Bu konuda eğitim enstitüleri ile öğretmen okulları ve imam hatip okulları ile diğer düz okullar arasındaki davranış ve eşyaları kullanmada, kişilere saygıda olan farklılıklarla ahlak kültürünün varlığını görürsünüz.Hepimiz şahit oluyoruz. Bir imam hatip okulunda umumaait kullanılan yerlerdeki eşyalarla sınıf sıralarını kontrol ederseniz oralarda düz liselerde istenmeyen ve ahlak dışı yazılara, sıraların bıçakla kazınarak isimler yazıldığına şahit olur, bir imam hatip okulunda bunlara tesadüf edemezsiniz. İşte, ahlak kültürünün işlenmesinin ve öğrencilere aşılanmasının bariz örneğini burada görebilirsiniz,İnanç ve din derslerinin de bu konuda önemi kendiliğinden ortaya çıkmaktadır.

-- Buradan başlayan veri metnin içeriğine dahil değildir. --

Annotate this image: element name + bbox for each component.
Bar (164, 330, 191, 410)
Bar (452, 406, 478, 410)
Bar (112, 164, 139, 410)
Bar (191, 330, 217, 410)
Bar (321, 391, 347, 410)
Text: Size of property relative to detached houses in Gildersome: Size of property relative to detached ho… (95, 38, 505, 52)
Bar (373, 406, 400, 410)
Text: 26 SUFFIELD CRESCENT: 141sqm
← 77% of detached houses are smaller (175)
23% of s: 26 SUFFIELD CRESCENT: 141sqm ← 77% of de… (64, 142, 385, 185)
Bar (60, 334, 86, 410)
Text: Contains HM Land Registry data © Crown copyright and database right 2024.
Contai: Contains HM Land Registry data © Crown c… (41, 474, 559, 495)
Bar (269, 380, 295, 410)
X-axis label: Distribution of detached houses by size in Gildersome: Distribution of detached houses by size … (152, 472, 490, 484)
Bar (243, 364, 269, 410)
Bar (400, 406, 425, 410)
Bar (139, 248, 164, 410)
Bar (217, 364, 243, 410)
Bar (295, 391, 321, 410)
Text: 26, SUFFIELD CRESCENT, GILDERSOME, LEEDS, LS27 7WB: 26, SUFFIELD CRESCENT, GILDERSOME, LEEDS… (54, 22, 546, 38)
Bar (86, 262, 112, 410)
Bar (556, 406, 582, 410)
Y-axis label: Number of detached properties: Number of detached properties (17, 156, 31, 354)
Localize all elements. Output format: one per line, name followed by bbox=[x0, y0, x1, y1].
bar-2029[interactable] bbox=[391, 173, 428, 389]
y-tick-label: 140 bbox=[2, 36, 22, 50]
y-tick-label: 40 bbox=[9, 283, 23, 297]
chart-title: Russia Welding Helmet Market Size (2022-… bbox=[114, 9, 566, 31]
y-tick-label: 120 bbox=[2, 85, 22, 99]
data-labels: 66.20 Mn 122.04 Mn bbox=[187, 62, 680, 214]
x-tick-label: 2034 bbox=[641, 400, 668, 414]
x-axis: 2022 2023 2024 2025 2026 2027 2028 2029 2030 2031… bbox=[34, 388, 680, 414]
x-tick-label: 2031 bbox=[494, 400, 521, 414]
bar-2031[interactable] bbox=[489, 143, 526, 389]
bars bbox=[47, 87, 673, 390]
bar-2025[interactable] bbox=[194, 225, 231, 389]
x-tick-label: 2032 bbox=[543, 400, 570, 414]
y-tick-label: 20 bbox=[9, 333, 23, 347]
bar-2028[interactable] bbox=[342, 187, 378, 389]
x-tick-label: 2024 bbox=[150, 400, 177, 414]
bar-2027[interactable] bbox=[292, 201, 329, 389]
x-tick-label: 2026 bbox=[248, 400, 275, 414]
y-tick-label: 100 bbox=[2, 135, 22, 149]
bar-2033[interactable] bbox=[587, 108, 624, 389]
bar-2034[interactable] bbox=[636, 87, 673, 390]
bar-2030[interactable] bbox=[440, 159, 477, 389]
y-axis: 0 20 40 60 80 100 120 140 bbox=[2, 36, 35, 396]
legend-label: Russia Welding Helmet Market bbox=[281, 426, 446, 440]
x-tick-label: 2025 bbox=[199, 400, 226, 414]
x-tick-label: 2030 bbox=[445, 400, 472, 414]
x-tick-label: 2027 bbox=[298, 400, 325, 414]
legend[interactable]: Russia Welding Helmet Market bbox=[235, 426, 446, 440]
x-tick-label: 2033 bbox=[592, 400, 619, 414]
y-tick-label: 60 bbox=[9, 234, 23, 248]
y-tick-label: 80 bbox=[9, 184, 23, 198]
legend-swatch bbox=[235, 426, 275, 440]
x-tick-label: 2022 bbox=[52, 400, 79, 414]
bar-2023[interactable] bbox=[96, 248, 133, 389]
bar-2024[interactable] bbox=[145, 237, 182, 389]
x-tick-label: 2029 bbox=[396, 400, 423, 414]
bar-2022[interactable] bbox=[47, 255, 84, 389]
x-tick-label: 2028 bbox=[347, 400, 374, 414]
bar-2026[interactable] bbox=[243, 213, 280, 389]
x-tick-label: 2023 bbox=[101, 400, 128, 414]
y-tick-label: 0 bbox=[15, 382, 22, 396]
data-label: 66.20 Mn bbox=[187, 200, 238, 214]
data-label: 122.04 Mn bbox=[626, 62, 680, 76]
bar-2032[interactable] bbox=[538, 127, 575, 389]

Bir incelemede buna şahit olursunuz.Kısaca, ahlak aileden itibaren çocuklara aşılanan bir davranış türüdür.Zaman içinde bu duygu ve düşünce gün geçtikçe gelişmekte ve insanlar arası münasebetler istenen şekilde oluşmaktadır. Bir eylem sırasında, eylem özgürlük olsa da çevreye zarar vermek bir ahlaksızlık sayılmalıdır. Bunu bilmeyen ve başkalarına zarar vermenin ahlak kültürü ile izahı yapılamayacağını bilmeyenler ana muhalefet gibi ahlaktan ve ahlak kültüründen bahsedemezler. Gezi olayını destekleyen kişi çevreye verilen zararı hiç aklına getirip bir kültür ahlaki noksanlığı olduğunu bilmeyenler bu konuda söz sahibi olamazlar. Her kişi ahlak kültürüne sahip olmalı ve daha sonra konuşma hakkını bulabilmelidir. Öğrenci yurt ve evlerinde bazı istenmeyen olayların bir kültür ahlakının noksanlığı olduğu da unutulmamalıdır. Bu bakımdan ilgililer bu yerlerde gerekli önlem ve tedbirleri yasa ile düzenlemelidirler. Hiç kimse iktidarın ifadelerini bahane ile konu haline getirmemelidir.Birlikte varsa noksanlar bunun çareleri aranmalıdır.